New York St Patrick’s Day parade ousts organiser
Management structure changed to stop John Dunleavy blocking gay groups participatings
A file photograph of gay activist displaying signs along the St Patrick’s Day parade route in New York in protest at being excluded from the annual event. Photograph: Emmanuel Dunand/AFP/Getty Images.
New York City’s St Patrick’s Day parade has overhauled its management structures to oust the organising committee’s long-standing chairman John Dunleavy who wanted to block a gay group from participating again next year.
John Lahey, president of Quinnipiac University in Connecticut, was elected chairman of St Patrick’s Day Parade Inc, the non-profit organisation that owns and manages the Fifth Avenue parade in Manhattan, at a meeting of its board of directors earlier this week.
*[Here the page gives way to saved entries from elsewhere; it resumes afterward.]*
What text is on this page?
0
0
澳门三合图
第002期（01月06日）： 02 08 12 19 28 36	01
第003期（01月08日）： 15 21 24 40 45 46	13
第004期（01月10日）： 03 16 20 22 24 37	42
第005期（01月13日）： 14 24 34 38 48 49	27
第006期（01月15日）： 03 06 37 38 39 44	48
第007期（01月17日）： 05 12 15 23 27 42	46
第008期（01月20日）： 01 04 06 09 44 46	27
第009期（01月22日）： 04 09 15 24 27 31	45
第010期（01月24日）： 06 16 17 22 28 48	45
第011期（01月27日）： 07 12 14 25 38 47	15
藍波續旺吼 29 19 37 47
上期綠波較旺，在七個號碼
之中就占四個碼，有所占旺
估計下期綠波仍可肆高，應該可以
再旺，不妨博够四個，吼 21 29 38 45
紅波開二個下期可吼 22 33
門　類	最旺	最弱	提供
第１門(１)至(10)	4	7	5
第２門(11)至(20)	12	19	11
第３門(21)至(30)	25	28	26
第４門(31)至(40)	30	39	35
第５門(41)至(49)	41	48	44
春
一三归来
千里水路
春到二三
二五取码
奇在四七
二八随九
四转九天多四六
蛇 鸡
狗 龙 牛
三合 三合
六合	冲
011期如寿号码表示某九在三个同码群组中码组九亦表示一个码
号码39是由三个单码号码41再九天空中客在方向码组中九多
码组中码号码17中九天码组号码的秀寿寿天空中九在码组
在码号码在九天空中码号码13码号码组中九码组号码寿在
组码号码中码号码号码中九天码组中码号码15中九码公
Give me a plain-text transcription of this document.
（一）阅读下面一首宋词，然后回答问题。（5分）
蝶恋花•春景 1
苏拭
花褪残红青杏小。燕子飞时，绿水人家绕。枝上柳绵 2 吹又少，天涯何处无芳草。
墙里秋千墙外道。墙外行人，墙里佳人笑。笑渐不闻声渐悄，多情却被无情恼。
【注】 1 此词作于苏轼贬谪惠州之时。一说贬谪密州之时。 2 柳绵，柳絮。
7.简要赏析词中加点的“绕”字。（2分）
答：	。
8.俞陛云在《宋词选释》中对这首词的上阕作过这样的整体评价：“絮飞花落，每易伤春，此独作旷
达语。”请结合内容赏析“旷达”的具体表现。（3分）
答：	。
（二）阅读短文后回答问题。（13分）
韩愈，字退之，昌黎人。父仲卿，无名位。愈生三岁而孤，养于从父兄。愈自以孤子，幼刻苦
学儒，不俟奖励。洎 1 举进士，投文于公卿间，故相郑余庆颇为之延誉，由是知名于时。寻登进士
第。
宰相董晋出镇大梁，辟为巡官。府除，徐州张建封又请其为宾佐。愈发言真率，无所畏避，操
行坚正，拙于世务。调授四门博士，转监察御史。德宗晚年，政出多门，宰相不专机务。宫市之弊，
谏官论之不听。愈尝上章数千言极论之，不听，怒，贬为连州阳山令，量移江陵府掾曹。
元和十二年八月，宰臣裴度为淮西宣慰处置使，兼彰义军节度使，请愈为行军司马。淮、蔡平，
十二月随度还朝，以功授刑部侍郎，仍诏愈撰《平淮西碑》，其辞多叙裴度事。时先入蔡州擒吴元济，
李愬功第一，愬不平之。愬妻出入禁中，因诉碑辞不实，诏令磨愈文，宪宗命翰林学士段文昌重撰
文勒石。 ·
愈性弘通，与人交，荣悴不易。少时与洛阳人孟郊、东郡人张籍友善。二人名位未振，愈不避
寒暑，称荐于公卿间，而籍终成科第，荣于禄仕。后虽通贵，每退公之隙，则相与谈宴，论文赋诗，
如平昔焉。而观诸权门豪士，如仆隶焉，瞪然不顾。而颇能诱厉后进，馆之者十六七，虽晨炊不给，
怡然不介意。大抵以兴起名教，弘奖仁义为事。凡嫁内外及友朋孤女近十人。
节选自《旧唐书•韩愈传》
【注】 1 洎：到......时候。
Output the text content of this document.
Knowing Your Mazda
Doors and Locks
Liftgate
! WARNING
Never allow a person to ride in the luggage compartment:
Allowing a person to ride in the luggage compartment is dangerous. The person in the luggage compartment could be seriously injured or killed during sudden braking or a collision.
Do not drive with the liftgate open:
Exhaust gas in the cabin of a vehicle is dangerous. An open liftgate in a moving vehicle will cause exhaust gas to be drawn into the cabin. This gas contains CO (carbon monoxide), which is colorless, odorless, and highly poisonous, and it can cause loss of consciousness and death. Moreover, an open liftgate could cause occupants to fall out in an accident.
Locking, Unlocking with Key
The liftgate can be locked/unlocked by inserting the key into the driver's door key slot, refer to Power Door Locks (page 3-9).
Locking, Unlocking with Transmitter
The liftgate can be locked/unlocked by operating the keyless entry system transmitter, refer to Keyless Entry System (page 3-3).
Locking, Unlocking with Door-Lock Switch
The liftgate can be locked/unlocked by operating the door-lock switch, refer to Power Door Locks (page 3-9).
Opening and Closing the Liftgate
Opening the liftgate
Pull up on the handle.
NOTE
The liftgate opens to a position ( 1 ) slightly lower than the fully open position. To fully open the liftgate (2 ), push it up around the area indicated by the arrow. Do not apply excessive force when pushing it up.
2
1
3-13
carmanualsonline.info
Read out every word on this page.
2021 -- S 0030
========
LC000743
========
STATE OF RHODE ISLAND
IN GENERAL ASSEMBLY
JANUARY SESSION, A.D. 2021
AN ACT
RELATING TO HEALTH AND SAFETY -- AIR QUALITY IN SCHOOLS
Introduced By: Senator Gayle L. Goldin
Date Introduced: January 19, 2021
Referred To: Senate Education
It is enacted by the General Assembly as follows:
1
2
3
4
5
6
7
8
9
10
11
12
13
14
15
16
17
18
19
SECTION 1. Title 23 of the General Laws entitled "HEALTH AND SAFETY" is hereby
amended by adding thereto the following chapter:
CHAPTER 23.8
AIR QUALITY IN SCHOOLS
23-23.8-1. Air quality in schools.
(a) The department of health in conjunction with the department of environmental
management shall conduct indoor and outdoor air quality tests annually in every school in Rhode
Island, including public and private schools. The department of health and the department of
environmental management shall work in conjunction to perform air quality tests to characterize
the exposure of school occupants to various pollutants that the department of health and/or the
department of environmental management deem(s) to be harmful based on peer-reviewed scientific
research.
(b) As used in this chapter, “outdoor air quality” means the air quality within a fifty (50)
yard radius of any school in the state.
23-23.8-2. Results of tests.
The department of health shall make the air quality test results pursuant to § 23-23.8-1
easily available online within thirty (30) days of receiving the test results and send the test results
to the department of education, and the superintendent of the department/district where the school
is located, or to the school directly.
His election, along with that of fellow parade organiser, businessman John Fitzsimons, as vice chairman, means that the two men will be in charge of organising next year’s parade.
Mr Dunleavy will remain on as chairman of the lower-ranking St Patrick’s Day Parade Committee that represents 200 affiliated groups that march every year. The newly created roles for Dr Lahey and Mr Fitzsimmons means that they are now in charge of the parade, representing the board of the company behind it.
The personnel changes behind the parade - first reported by news website Irish Central - follows public comments made by Mr Dunleavy in the past two months in which he said that openly gay groups would “have a problem” gaining admittance to next year’s parade.
Mr Dunleavy had also been offering the rights to televise the parade to networks other than its long-time broadcasting partner, NBC.
The parade organisers this year ended a 20-year ban on openly gay groups marching in the popular parade by allowing NBC’s gay, bisexual and transgender group, Out@NBCUniversal, to participate.
“For reasons that are not clear to me, John Dunleavy for the last two months has been making statements about groups that might or might not march and who might or might not be televising the parade,” Dr Lahey told The Irish Times. “That was without authorisation of the board of directors and contrary to the feelings of the board of directors.”
He said he was voted chairman by the board of directors of the legal entity responsible for all aspects of the parade to prevent confusion about Mr Dunleavy’s role and the public comments he was making.
“Some people in the general public may think that he is the chairman,” he said. “We hope that this will provide clarification.”
Dr Lahey said he had been asked by the board to contact several gay groups who sought to march this year as the organisers plan to permit a second openly gay group to participate in the 2016 parade.
He has also been asked to renegotiate the television rights with NBC to broadcast next year’s parade.